“A complete blast!” His father couldn’t stop grinning.
“I hope you don’t mean that literally and a chunk of the Moon is missing.” His mother gave them a teasing smile.
“The chunk missing is on the dark side so you won’t see it,” Jace told her and made his way over to Gehenna, who was hovering awkwardly in the corner. He grabbed one of her tentacles and slung it over his shoulder even as he embraced as many of the other tentacles as he could get his arms around. How are you doing, Gehenna? I missed you.
The AI froze for a moment as she hadn’t expected him to embrace her. But then she got into it with enthusiasm, winding her tentacles all around him until he was practically hidden by them.
I missed you too! Though your mom is really cool, she said softly. But you’re my favorite.
You, too, he told her.
When they broke apart, his parents were looking on with rather bemused expressions. Jace cleared his throat. Gehenna straightened her tentacles. His father shook his head and sighed.
“What? Haven’t you ever hugged an alien cleaning bot before? You don’t know what you’re missing out on,” Jace told his parents as he strode past them to the pilot’s chair. “Gehenna, can you get my mom a seat and help her strap in?”
Of course, Jace! Gehenna sounded more chipper than ever. The hug had done them both good.
He sat down in the pilot’s chair and it automatically turned around to face the front of the ship. The whine of the gangway coming up was mixed with sounds of his mother speaking to Gehenna as they got her harness on. Then there was a soft bing. It was over his comm. A private channel. Jace answered it.

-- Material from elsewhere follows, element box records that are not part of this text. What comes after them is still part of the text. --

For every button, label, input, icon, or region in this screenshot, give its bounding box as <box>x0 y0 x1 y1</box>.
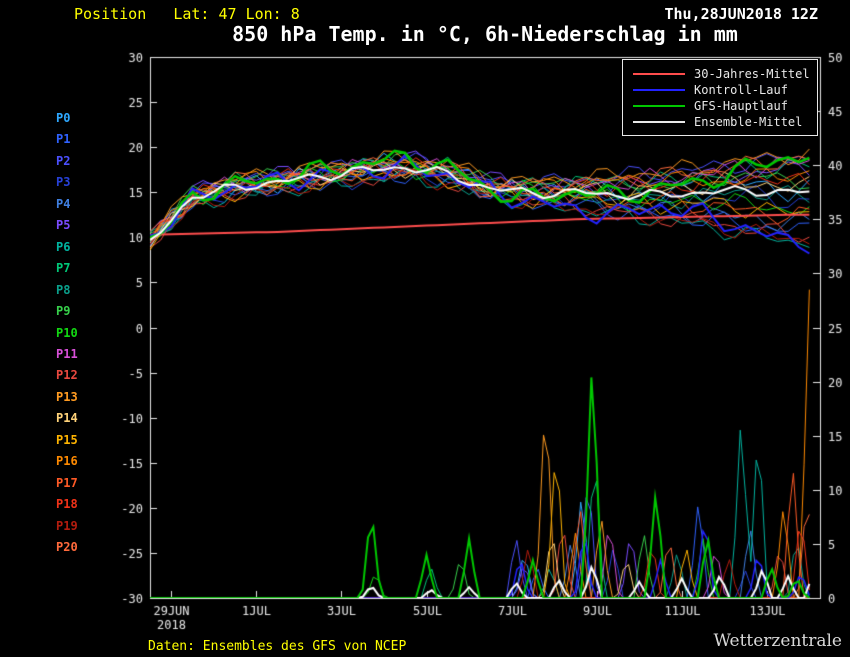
member-label-p15: P15 <box>56 432 78 447</box>
member-label-p11: P11 <box>56 346 78 361</box>
legend-label: GFS-Hauptlauf <box>694 99 788 113</box>
legend-line-swatch <box>633 121 685 123</box>
member-list: P0 P1 P2 P3 P4 P5 P6 P7 P8 P9 P10 P11 P12 P13 P14 P15 P1… <box>56 108 78 559</box>
member-label-p10: P10 <box>56 325 78 340</box>
legend: 30-Jahres-Mittel Kontroll-Lauf GFS-Hauptla… <box>622 59 818 136</box>
legend-label: Ensemble-Mittel <box>694 115 803 129</box>
legend-line-swatch <box>633 73 685 75</box>
data-source: Daten: Ensembles des GFS von NCEP <box>148 639 407 654</box>
run-datetime: Thu,28JUN2018 12Z <box>664 5 818 23</box>
member-label-p12: P12 <box>56 368 78 383</box>
member-label-p3: P3 <box>56 175 71 190</box>
legend-entry: GFS-Hauptlauf <box>633 98 817 114</box>
legend-line-swatch <box>633 89 685 91</box>
member-label-p4: P4 <box>56 196 71 211</box>
legend-entry: Kontroll-Lauf <box>633 82 817 98</box>
member-label-p14: P14 <box>56 411 78 426</box>
legend-label: Kontroll-Lauf <box>694 83 788 97</box>
member-label-p13: P13 <box>56 389 78 404</box>
member-label-p18: P18 <box>56 497 78 512</box>
member-label-p6: P6 <box>56 239 71 254</box>
brand-wetterzentrale: Wetterzentrale <box>713 631 842 651</box>
chart-title: 850 hPa Temp. in °C, 6h-Niederschlag in … <box>232 22 738 46</box>
position-readout: Position Lat: 47 Lon: 8 <box>74 5 300 23</box>
member-label-p5: P5 <box>56 218 71 233</box>
legend-entry: Ensemble-Mittel <box>633 114 817 130</box>
member-label-p8: P8 <box>56 282 71 297</box>
member-label-p7: P7 <box>56 261 71 276</box>
member-label-p2: P2 <box>56 153 71 168</box>
member-label-p20: P20 <box>56 540 78 555</box>
legend-line-swatch <box>633 105 685 107</box>
member-label-p16: P16 <box>56 454 78 469</box>
legend-label: 30-Jahres-Mittel <box>694 67 810 81</box>
member-label-p1: P1 <box>56 132 71 147</box>
member-label-p17: P17 <box>56 475 78 490</box>
member-label-p19: P19 <box>56 518 78 533</box>
member-label-p9: P9 <box>56 304 71 319</box>
member-label-p0: P0 <box>56 111 71 125</box>
legend-entry: 30-Jahres-Mittel <box>633 66 817 82</box>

“Jace,” Khoth’s deep voice came over the comm and Jace immediately relaxed hearing it.
“Hey, ah, what’s up? You have a good talk with your mom?” Jace asked, trying to sound light and unconcerned even as he really wanted to ask if Khoth was in the brig.
There was a momentary silence, which had Jace’s heart plummeting into his feet and a rush of anxiety going through him.
“It was… instructive,” Khoth finally said. “I wanted to alert you that I will be arriving at the Osiris in the next quarter cycle.”
Jace’s heart rebounded into his head and then lodged in his throat. Khoth sounded stressed. Was he coming to the Osiris to break it to Jace that he was leaving? To tell Jace that he regretted saving him and now was being punished for it? That the nascent friendship between them was a lie?
Jace’s gaze slid to the two recordings. Maybe he should have watched them.
“Well, that’s good. I’m looking forward to, ah, seeing you. You feel the same?” Jace winced at his last questions.
Needy, Jace! You sound needy! Jace chastised himself.
There was another pause and then, he hoped he wasn’t imagining it, but Khoth’s voice was a little softer as he said, “Yes.” Then he added those dreaded words, “We must talk, Jace.”
Plans
Khoth stepped out of the drop ship and into one of the hangar bays of the Osiris. It was large and well-lit. Far larger than the Ashaton’s main hangar bay and this was only one of the Osiris’. One of many.
The gangway retracted and the ship that had brought him was retreating back out into space. None of his people were on the Ashaton and the pilot had not been known to him. The cold, formality between them had been usual for Thaf’ell interactions, but something in his Xi had curdled from it. As he saw the ship leave, he felt a sense of relief as if he had thrown off some great weight.
“Isn’t this amazing?!” Thammah’s voice was burbling with excitement from behind him.
He turned around. He had thought he was alone, but she had been in the Kryptoria II just a ship’s length away. He lost some of his rigid posture and found himself smiling faintly.
She jogged over to him from her ship. He saw then that the Exarch was also in this bay, but it was being repaired by robots that crawled over its surface. There were bright bursts and sparks from a robot that was injecting material into the Exarch’s damaged skin. Others were climbing up the gangway with new parts. Thammah stepped between him and his ship. Seeing where his attention was she glanced over and nodded.
“Exarch will be better than new! But I think you should just upgrade entirely,” she told him.
“I am proficient with the Exarch’s controls and its own peculiarities. I should lose that if I were to upgrade,” he answered.
Her lips twitched. “Really? Because that answer hardly sounds logical.”
“Not in the least. It is a proven fact that people work more efficiently with systems they are familiar with and–”
“You’d learn the new system and become proficient in it,” she pointed out. “Besides I think the Osiris can mimic any of your old ship’s quirks if you really can’t be without them. Though that would make you sentimental, I believed.”